In the last decade broadband has become one of the fastest adopted technologies. Our broadband market research provider Point Topic projects that the number of high-speed internet connections will grow by almost 70% to reach 680 million lines worldwide over the next five years. This represents a massive market opportunity for online video services. Nevertheless, broadband access will remain a pipe dream for many in poorer parts of the world.
From 2004 to 2008 the number of broadband lines worldwide grew an average of 28% every year. The worldwide growth will slow to a compound rate of just over 10% as developed countries reach saturation, combined with a period of lower economic growth. While countries like South Korea, Japan and Denmark are close to saturation, broadband subscriptions are expected to grow by 50% over the next five years in the United States.
Emerging markets will see considerable expansion, with fourteen countries expected to double their broadband base by 2013.

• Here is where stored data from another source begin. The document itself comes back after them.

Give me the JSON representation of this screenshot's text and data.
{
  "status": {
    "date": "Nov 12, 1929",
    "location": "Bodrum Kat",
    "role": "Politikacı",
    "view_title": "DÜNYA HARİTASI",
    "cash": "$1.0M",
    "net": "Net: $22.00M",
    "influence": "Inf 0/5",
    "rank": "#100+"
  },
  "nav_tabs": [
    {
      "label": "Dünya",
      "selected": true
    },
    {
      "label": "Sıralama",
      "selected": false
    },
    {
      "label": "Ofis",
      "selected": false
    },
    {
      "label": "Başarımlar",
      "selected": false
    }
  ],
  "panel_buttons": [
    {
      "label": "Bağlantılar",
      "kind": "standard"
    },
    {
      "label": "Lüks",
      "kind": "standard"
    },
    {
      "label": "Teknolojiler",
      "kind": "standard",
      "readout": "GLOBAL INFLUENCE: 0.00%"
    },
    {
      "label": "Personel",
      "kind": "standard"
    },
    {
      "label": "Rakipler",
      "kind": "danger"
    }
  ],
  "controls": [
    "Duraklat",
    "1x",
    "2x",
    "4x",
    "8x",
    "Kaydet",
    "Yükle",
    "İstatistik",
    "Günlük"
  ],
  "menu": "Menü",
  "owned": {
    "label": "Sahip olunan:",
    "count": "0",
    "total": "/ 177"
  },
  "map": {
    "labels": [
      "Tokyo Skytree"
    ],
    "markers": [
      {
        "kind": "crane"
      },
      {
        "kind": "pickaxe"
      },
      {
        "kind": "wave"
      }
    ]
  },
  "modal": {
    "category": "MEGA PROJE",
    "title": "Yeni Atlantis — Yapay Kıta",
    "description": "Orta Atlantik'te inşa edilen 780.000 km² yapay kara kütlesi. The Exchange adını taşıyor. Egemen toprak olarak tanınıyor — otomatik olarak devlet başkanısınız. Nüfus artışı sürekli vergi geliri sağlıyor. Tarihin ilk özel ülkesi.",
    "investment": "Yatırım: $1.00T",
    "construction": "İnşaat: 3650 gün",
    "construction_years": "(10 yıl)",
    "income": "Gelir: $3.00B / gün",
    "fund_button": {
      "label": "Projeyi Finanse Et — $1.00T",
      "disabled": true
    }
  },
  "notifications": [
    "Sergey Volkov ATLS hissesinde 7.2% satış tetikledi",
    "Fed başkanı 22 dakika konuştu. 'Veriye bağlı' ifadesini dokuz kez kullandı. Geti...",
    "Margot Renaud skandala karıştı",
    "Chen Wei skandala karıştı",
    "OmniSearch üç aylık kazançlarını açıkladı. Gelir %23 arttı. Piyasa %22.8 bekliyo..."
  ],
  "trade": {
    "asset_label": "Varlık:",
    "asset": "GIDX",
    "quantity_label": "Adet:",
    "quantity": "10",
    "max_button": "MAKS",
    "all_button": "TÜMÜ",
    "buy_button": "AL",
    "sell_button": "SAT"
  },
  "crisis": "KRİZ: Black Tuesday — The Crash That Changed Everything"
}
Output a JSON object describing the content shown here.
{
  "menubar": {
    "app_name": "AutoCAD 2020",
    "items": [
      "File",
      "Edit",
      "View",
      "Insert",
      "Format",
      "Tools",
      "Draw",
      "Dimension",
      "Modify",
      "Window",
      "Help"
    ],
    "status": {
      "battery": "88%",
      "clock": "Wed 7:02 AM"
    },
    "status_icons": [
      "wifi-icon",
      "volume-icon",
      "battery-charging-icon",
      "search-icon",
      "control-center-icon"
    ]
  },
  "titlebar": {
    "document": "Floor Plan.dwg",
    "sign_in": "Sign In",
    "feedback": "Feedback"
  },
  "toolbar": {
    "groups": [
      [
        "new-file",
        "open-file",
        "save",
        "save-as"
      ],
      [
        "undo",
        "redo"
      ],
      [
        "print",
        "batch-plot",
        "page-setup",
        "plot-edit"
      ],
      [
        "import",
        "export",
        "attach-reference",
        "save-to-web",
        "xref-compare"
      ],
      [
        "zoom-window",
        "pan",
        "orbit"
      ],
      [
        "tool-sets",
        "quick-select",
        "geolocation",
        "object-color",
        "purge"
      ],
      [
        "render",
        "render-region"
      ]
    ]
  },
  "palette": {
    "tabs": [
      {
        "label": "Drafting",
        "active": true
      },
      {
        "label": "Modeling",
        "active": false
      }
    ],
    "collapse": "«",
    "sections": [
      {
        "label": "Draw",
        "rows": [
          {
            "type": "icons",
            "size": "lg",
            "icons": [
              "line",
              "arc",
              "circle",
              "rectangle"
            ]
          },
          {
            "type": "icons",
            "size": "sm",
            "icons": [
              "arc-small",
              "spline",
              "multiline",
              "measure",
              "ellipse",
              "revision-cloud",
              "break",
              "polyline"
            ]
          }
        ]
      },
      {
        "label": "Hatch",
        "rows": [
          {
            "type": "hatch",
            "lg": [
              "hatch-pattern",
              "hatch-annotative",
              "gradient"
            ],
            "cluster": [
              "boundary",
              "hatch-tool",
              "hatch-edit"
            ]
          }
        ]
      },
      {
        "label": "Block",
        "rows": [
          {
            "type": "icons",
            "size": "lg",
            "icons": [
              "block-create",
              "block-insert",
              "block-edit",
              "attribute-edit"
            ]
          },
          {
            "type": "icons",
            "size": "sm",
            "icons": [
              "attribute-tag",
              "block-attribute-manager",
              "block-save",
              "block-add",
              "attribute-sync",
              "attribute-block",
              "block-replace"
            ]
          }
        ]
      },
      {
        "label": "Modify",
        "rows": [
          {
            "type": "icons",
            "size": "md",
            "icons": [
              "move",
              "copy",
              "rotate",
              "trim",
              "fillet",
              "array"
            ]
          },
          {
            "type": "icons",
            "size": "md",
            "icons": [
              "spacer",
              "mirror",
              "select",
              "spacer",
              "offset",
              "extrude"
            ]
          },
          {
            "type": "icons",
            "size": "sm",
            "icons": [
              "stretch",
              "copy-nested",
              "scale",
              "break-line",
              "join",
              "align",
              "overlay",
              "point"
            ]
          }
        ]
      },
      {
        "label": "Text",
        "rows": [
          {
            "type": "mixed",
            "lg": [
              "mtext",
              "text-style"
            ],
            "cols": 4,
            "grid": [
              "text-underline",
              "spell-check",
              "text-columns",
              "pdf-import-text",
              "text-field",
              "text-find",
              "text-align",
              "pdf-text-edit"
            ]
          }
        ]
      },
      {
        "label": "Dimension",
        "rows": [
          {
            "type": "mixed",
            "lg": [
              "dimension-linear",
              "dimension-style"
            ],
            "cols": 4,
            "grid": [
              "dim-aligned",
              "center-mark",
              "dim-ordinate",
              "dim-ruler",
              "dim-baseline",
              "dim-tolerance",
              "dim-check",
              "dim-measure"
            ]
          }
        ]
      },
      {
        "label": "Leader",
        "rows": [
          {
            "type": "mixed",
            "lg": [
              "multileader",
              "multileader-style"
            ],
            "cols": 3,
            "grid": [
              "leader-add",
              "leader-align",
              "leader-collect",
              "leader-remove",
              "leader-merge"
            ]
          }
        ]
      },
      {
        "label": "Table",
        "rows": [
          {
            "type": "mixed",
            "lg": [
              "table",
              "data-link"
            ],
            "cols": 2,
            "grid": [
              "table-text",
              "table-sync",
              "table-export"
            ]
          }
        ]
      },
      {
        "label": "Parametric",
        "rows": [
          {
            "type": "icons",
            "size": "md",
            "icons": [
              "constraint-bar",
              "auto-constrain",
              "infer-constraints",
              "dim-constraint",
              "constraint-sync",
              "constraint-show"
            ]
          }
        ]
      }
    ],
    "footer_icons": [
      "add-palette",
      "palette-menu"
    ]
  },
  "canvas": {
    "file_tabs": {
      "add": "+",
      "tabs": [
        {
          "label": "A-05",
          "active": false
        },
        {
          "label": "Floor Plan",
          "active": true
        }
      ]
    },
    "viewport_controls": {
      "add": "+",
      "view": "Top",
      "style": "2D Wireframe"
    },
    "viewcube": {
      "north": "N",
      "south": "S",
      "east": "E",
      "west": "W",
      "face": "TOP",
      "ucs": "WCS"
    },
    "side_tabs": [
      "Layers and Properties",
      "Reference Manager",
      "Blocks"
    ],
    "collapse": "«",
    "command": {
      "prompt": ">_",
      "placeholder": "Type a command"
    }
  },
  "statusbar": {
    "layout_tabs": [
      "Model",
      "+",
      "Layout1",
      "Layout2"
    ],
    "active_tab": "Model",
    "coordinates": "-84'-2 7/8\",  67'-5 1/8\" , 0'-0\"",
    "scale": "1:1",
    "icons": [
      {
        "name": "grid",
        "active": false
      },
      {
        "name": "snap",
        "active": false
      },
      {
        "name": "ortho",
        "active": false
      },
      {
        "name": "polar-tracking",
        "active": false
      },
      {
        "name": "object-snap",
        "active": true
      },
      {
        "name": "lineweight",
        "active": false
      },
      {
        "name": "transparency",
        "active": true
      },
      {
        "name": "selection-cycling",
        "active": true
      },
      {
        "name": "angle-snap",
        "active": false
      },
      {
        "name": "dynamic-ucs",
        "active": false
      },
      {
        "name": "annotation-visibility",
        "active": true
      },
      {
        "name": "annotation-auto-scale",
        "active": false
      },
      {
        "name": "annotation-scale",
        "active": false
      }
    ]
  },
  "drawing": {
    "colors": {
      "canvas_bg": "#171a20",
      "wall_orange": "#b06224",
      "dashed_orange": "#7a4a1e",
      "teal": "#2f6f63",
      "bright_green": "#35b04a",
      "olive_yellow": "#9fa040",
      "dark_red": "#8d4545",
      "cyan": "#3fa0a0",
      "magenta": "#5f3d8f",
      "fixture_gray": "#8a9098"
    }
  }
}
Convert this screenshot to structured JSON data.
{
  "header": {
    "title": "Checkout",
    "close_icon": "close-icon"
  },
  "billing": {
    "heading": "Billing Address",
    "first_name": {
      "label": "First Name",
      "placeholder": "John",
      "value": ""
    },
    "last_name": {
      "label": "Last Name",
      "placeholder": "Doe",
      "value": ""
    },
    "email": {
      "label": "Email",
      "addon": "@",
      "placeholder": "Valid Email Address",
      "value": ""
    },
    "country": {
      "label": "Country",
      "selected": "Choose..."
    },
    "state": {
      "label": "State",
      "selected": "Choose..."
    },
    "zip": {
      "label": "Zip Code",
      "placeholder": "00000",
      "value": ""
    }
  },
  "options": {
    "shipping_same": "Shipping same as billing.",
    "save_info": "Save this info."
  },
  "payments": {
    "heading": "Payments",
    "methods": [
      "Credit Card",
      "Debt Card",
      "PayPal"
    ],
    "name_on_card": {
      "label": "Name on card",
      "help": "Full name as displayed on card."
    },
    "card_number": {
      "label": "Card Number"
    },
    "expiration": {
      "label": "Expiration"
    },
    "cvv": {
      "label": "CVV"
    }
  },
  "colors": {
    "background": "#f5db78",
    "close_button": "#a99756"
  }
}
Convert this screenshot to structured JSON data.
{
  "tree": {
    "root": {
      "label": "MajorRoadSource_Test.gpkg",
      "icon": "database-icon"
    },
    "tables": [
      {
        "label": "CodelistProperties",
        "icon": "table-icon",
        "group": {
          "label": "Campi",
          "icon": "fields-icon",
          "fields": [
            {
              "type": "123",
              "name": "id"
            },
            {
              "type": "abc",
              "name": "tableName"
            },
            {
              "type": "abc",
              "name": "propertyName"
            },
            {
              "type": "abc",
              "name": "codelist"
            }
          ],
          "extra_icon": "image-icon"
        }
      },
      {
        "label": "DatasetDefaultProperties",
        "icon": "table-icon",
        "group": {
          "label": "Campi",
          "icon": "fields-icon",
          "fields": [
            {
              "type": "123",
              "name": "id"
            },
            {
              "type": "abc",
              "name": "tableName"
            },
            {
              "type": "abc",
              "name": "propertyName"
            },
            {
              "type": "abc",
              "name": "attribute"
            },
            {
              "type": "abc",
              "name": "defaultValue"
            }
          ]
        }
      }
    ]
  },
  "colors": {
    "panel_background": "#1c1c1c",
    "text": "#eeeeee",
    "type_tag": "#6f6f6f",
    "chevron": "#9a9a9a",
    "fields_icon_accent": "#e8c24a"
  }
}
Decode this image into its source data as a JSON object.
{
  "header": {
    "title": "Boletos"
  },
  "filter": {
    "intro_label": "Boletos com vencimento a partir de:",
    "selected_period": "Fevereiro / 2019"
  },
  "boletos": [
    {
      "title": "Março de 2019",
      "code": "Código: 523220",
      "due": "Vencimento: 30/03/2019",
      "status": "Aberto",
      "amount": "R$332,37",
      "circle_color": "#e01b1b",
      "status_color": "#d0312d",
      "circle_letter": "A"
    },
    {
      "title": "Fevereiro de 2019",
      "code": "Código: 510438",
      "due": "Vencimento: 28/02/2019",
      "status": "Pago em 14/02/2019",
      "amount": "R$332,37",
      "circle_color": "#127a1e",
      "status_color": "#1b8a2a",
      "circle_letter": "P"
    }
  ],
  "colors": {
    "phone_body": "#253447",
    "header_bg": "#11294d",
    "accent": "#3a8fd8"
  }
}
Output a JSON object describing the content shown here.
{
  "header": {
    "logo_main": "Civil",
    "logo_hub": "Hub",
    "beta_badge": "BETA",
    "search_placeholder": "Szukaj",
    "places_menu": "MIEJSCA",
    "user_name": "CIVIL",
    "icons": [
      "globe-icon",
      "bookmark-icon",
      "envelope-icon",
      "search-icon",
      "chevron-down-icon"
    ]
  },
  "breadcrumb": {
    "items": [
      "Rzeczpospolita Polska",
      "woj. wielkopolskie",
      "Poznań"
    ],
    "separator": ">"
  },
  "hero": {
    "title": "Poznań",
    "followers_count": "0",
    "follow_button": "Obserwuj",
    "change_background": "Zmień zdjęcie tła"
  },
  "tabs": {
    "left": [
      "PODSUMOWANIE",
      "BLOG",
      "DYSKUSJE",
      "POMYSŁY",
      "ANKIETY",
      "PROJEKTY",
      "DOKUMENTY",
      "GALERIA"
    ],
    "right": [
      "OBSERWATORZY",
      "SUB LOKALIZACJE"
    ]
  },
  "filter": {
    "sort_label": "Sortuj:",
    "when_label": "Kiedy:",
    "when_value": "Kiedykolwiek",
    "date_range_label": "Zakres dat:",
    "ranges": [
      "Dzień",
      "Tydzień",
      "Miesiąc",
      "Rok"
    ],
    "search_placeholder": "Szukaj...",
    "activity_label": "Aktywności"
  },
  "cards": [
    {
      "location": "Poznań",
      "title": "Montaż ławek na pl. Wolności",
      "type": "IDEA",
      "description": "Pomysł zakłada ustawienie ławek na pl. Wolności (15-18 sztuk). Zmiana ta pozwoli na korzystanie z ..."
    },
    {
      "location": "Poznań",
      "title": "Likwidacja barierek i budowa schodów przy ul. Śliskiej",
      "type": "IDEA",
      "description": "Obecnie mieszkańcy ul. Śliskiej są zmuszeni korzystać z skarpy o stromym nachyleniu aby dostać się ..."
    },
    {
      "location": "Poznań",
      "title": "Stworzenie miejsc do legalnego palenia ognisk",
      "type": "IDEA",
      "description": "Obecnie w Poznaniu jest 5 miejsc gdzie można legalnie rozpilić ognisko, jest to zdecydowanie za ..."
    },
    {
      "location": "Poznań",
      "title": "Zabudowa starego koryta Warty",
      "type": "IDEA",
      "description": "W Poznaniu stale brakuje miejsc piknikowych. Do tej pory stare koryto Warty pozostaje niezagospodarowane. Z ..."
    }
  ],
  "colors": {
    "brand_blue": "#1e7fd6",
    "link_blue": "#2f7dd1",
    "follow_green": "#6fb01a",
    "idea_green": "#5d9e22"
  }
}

Brazil, Russia, India and China will be among the fastest growing regions. Brazil will soon become one of the top ten leading broadband countries in the world, increasing by 150% over the next five years to 21 million broadband lines. Other parts of Central and South America will also see significant growth. Russia will see 170% growth, while India is forecast to grow by nearly 500%, to reach over 24 million broadband lines, up from just over four million today. China will grow by 100%, to reach over 150 million broadband lines by 2013, extending its lead over the United States, Japan, Germany, France, India and the United Kingdom.
There will be over 400 million broadband lines by the end of 2008, with the number expected to rise to over 680 million by the end of 2013.
Denmark, Sweden, Netherlands, Norway, Germany, Switzerland and Finland will have the highest proportion of broadband lines, with over 40 lines per 100 people, with Germany seeing the greatest increase, from 26% to 42%.
“Even with all this activity broadband will still be just a dream for more than two-thirds of the world’s households in five years time,” Tim Johnson of Point Topic observes. “Many of them will be poorer households in rich countries, as well as those in huge swathes of the developing world. But easy access to the internet is core to education, health, wealth and entertainment for everybody. Broadband is fast, adoption is rapid but for the good of the world it still has a long way to go.”